Als wäre das nicht genug, sitzen da noch Jakobus und Johannes – die «Donnersöhne». Die beiden sind keine zahmen Chorknaben. Sie sind absolut kompromisslos. Als ein Dorf sie abweist, wollen sie direkt Feuer vom Himmel beschwören, um alles niederzubrennen. Radikal, hitzköpfig, gefährlich. Dazwischen Philippus, der ständig unangenehme Fragen stellt, und Nathanael, der mit einem arroganten Lächeln im Gesicht erstmal alles anzweifelt.
Ganz hinten im Schatten sitzt Judas. Er verwaltet die Kasse. Seine Augen wandern zwischen den Männern hin und her. Er kalkuliert, er wiegt ab. In ihm brodelt eine ganz eigene Enttäuschung, die sich später in Silberstücken entladen wird.
Diese Gruppe ist kein Team. Sie ist ein menschliches Minenfeld. Arm trifft auf reich. Aktivismus auf totale Blockade.
Der Bruch der Naturgesetze
Jedes psychologische Gesetz besagt: Diese Jünger werden sich zerfleischen. Sie müssten sich hassen. Sie müssten getrennte Wege gehen. Die Natur, unsere Egos und der gesellschaftliche Druck treiben uns unaufhaltsam in die Spaltung. Deswegen flüchten wir uns oft in die Einsamkeit oder in unsere eigene, kleine Bubble.
Aber die Jünger tun es nicht. Sie gehen nirgendwo hin. Sie sitzen am selben Lagerfeuer. Sie teilen sich denselben Mantel im Regen. Warum? Weil in der Mitte dieses Chaos’ ein Mann steht, der alles verändert.
Er hat sie nicht ausgesucht, weil sie einander sympathisch fanden. Er hat sie gerufen, weil er der gemeinsame Nenner ist. Wenn Simon Matthäus ansieht, sieht er immer noch den Zöllner – aber er sieht auch den Mann, den Jesus bedingungslos liebt. Wenn Petrus Thomas ansieht, sieht er den Zweifler – aber auch den Bruder, für den Jesus betet.
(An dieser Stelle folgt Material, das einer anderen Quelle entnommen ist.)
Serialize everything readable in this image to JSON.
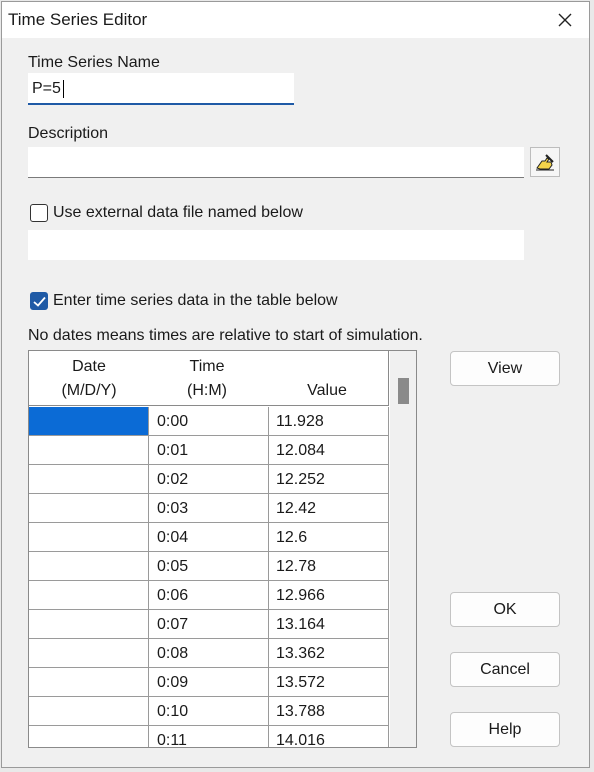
{
  "window": {
    "title": "Time Series Editor",
    "close_icon": "close-icon"
  },
  "name": {
    "label": "Time Series Name",
    "value": "P=5"
  },
  "description": {
    "label": "Description",
    "value": "",
    "button_icon": "hand-pencil-icon"
  },
  "external_file": {
    "label": "Use external data file named below",
    "checked": false,
    "value": ""
  },
  "table_mode": {
    "label": "Enter time series data in the table below",
    "checked": true
  },
  "note": "No dates means times are relative to start of simulation.",
  "table": {
    "headers": {
      "date_line1": "Date",
      "date_line2": "(M/D/Y)",
      "time_line1": "Time",
      "time_line2": "(H:M)",
      "value": "Value"
    },
    "rows": [
      {
        "date": "",
        "time": "0:00",
        "value": "11.928"
      },
      {
        "date": "",
        "time": "0:01",
        "value": "12.084"
      },
      {
        "date": "",
        "time": "0:02",
        "value": "12.252"
      },
      {
        "date": "",
        "time": "0:03",
        "value": "12.42"
      },
      {
        "date": "",
        "time": "0:04",
        "value": "12.6"
      },
      {
        "date": "",
        "time": "0:05",
        "value": "12.78"
      },
      {
        "date": "",
        "time": "0:06",
        "value": "12.966"
      },
      {
        "date": "",
        "time": "0:07",
        "value": "13.164"
      },
      {
        "date": "",
        "time": "0:08",
        "value": "13.362"
      },
      {
        "date": "",
        "time": "0:09",
        "value": "13.572"
      },
      {
        "date": "",
        "time": "0:10",
        "value": "13.788"
      },
      {
        "date": "",
        "time": "0:11",
        "value": "14.016"
      }
    ]
  },
  "buttons": {
    "view": "View",
    "ok": "OK",
    "cancel": "Cancel",
    "help": "Help"
  },
  "colors": {
    "accent": "#1f5aa6",
    "selection": "#0b6bd6"
  }
}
Die krasse Wahrheit für heute
Die Jünger zeigen uns den einzigen Ausweg aus dem Dilemma zwischen anstrengenden Beziehungen und zerstörerischer Einsamkeit. Einheit entsteht nicht, weil wir alle plötzlich gleich denken, dieselbe politische Meinung haben oder dieselbe Playlist hören. Wahre Einheit entsteht, wenn wir alle auf denselben Punkt fokussiert sind.
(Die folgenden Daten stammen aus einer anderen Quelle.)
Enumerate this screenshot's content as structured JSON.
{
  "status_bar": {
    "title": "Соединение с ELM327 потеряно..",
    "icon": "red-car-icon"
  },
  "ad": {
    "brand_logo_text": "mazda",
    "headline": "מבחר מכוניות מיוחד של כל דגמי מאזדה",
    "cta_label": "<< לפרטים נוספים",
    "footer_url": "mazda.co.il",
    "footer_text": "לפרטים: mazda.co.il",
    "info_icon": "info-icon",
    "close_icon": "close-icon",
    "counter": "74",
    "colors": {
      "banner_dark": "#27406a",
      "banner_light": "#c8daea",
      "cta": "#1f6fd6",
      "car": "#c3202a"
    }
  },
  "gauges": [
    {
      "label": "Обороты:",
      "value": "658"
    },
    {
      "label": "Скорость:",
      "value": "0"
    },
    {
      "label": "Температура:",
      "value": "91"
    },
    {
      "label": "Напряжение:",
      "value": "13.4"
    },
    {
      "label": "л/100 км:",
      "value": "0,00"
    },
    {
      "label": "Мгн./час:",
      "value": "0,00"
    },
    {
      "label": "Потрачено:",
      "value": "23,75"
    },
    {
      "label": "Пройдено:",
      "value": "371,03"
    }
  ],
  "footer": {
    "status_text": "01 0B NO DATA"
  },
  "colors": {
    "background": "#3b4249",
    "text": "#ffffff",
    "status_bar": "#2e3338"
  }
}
Unter Jesus bricht das Gesetz der Spaltung. Er radiert die Unterschiede nicht aus – er macht sie nutzbar. Er baut keine uniformierte Armee von Klonen, sondern eine Familie aus Rebellen, Denkerinnen, Arbeitern und Outsidern. Wo die Natur uns trennen will, stiftet Jesus eine Einheit, die die Welt nicht versteht.